I thought this was a difficult Sunday puzzle. Started at breakfast, finished at lunch. Brain hurts thanks to "ovett" and "eton".

Dave in Bend, Oregon said...

No love for this puzzle at all. Too many names just made the solving experience blah. The east alone with OSRIC, KARCH, EMIL, GEISEL and throw in the (obscure) cluing for GAELS and it was a real mess. The plays part of it did not throw me (but, same as Doug,, DNK APPLAUSE). I did like the cluing for LUGOSI and PAPAL but as a whole, it just felt like a clunky way to include a bunch of plays in the long answers. Oh well off to see if there are better pastures at the NYT.

Dave in Bend, Oregon said...

Oh yeah, one more kvetch. My experience has always been that theme answers are either "clever" (? clues) or not....But the NORESTFORTHEWICKED one was out of place with the others. Maybe I am wrong.

Dave in Bend, Oregon said...

Egg on face. Today's NYT has the same thing - where one of the theme answered is ? clued and all the others aren't. I guess I was wrong after all? Hoping that Rory does not melt down in the US Open today but I bet NBC is secretly hoping that he does.

CoffeeLvr said...

I chewed on this puzzle for quite a while, and eventually beat it, but not without some struggle.

I do love a good Sunday, but this one didn't do it for me. All of the phrases were in the language though, my mother used to say "No rest for the wicked."

Quibbles: 17D is clued as "safe opener" and 86D is SAFE. AOLER is as ugly as it gets.

I didn't see the period after Alas., and was looking for something like an archaic Oh Me. Didn't know CESS, but it was clued as British, and is. I knew enough of the obscure names to get through the "WICKED" crossings, but the second A in KAA was my last letter into the grid. What I still can't figure out is how PING is a "ball game opener," unless it means Ping Pong is played with a ball.

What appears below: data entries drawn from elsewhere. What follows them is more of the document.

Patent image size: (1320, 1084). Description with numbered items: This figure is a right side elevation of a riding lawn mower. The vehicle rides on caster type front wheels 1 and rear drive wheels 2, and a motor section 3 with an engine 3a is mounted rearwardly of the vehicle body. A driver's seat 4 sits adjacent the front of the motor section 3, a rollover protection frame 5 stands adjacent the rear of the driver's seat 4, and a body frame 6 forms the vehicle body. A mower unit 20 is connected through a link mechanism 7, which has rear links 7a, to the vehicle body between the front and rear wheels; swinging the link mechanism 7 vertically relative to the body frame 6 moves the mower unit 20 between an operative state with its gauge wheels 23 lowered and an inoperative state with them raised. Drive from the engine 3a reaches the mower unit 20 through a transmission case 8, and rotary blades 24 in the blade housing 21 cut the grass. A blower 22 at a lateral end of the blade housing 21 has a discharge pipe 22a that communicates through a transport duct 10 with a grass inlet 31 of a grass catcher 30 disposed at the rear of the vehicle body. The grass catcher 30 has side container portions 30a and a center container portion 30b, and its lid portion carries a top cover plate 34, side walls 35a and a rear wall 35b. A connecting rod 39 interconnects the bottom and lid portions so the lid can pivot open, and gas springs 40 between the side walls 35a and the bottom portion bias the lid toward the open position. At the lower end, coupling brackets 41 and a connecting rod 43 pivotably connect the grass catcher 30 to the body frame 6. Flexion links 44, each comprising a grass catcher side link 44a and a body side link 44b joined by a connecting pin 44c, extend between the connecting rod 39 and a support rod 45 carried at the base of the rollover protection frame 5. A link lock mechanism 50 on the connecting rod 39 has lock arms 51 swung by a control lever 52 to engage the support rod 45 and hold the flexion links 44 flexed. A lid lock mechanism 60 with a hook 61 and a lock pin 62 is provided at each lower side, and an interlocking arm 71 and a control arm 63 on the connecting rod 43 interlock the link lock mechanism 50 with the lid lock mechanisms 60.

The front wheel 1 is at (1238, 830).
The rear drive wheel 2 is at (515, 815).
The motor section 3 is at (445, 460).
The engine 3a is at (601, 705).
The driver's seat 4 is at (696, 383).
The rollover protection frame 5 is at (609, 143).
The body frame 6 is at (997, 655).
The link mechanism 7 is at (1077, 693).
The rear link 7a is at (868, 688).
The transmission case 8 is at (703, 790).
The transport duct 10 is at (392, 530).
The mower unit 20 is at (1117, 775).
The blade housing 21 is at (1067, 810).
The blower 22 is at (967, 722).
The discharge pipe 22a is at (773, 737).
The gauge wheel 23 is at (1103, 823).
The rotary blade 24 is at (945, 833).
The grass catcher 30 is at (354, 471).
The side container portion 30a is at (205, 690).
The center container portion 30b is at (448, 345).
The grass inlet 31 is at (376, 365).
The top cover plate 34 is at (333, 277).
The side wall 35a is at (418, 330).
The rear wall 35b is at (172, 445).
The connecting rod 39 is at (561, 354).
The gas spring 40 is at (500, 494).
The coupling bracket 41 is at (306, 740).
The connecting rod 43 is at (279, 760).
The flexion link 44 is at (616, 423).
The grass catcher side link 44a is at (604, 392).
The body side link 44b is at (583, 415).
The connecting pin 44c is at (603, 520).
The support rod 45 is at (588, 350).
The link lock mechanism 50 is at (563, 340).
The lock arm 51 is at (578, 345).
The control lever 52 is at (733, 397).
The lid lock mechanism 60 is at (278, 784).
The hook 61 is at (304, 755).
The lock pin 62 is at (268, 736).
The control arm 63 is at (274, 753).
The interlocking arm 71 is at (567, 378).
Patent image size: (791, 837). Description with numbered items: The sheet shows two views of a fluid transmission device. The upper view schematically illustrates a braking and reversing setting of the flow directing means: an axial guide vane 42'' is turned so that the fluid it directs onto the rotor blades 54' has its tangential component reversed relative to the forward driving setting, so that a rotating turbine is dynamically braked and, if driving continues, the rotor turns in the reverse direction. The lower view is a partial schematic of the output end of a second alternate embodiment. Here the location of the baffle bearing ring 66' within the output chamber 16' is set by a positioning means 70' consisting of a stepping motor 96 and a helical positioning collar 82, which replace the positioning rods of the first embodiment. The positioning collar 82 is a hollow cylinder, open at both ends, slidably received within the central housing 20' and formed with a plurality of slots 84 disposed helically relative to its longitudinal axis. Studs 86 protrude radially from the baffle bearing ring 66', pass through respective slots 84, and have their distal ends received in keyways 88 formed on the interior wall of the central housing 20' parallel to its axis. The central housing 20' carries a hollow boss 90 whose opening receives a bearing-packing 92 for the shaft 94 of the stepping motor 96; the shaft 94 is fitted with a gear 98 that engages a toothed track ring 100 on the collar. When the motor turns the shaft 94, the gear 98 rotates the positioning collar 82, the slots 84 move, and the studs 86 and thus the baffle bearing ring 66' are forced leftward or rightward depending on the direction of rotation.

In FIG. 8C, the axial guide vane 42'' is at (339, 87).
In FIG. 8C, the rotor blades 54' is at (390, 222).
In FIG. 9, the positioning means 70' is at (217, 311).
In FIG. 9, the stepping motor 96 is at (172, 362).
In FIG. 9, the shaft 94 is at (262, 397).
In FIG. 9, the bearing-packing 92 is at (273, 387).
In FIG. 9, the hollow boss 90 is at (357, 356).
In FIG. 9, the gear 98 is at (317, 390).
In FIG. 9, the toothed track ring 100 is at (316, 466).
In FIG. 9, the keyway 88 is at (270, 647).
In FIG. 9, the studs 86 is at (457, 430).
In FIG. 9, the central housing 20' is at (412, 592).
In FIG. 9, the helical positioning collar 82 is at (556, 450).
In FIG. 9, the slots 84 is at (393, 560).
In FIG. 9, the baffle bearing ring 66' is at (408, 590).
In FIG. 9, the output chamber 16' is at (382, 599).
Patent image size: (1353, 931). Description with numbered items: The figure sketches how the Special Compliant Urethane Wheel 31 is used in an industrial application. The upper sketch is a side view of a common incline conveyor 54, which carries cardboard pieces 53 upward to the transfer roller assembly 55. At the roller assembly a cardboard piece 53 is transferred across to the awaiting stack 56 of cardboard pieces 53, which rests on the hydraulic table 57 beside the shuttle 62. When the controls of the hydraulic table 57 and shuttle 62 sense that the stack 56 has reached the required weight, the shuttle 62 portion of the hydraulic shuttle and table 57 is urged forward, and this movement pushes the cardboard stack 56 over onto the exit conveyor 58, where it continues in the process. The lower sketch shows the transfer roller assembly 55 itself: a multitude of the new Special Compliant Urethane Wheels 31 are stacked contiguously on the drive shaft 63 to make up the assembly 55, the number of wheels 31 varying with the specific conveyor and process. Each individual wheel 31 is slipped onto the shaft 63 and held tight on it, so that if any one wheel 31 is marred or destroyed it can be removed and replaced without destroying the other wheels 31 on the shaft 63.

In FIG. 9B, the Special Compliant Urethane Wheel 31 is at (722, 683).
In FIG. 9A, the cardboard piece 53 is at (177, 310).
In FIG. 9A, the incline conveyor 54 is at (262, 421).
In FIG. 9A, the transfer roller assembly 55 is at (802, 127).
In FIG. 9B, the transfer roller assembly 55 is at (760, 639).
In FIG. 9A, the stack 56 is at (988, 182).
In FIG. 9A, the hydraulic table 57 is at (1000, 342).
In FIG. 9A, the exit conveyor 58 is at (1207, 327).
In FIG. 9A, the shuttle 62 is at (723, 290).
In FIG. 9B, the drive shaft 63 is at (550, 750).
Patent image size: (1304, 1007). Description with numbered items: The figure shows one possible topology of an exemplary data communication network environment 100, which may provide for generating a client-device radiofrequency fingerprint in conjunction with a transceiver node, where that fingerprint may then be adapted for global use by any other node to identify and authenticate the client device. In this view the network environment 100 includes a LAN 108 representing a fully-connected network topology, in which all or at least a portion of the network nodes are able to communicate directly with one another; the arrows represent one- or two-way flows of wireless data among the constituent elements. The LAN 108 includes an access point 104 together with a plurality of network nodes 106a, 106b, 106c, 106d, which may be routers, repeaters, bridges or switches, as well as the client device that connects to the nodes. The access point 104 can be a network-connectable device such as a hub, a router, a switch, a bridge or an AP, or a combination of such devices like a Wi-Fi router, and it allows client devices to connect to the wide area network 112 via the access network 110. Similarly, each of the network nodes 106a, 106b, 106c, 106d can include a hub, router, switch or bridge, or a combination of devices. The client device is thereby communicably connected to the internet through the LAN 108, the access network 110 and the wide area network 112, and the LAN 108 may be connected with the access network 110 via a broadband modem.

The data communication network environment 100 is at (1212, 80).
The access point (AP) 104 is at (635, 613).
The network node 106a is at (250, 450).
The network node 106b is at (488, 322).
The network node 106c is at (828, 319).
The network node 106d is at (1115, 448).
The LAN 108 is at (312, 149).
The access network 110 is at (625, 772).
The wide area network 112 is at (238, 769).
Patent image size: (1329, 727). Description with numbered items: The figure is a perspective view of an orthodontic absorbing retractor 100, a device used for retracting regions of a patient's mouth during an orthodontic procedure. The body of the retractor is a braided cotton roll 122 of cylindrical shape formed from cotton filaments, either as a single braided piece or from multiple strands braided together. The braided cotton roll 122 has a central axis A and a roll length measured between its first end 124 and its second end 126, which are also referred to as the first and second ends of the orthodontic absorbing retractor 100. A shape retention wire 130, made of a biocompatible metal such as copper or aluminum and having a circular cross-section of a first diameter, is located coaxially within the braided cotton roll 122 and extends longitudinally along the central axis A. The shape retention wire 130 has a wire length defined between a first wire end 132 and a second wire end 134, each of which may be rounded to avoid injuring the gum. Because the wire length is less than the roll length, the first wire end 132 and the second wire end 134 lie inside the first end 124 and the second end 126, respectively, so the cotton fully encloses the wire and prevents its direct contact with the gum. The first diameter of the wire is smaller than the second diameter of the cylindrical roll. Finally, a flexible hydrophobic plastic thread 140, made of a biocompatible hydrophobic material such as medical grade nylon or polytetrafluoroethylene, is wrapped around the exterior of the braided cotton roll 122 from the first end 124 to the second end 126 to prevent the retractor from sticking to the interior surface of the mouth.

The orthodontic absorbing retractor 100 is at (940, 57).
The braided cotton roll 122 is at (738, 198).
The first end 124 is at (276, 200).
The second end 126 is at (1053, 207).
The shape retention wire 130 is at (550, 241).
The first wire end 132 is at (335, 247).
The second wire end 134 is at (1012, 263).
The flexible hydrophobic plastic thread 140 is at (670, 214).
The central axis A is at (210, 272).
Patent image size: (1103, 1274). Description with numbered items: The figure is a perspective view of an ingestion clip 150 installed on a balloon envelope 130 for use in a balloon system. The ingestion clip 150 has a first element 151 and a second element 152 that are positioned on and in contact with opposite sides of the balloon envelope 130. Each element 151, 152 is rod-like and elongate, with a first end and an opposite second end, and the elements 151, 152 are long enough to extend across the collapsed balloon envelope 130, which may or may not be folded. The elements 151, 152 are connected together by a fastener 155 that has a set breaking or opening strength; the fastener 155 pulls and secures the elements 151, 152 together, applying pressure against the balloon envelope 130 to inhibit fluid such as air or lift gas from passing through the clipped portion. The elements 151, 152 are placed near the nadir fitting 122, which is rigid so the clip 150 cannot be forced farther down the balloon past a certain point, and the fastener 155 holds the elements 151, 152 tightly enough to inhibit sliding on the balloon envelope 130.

Happy Father's Day to any Dads here.

Dave in Bend, Oregon said...

@coffee....Obviosuly it is indeed the opening word to Ping Pong but when it comes to "ball game" I tend to agree with you. It seems to me a ball game is a team sport (fotball, baseball even soccer, etc.) but ping pong, although played with a ball does not strike me as a "ball game", just like golf, tennis, etc. so I see what you are saying.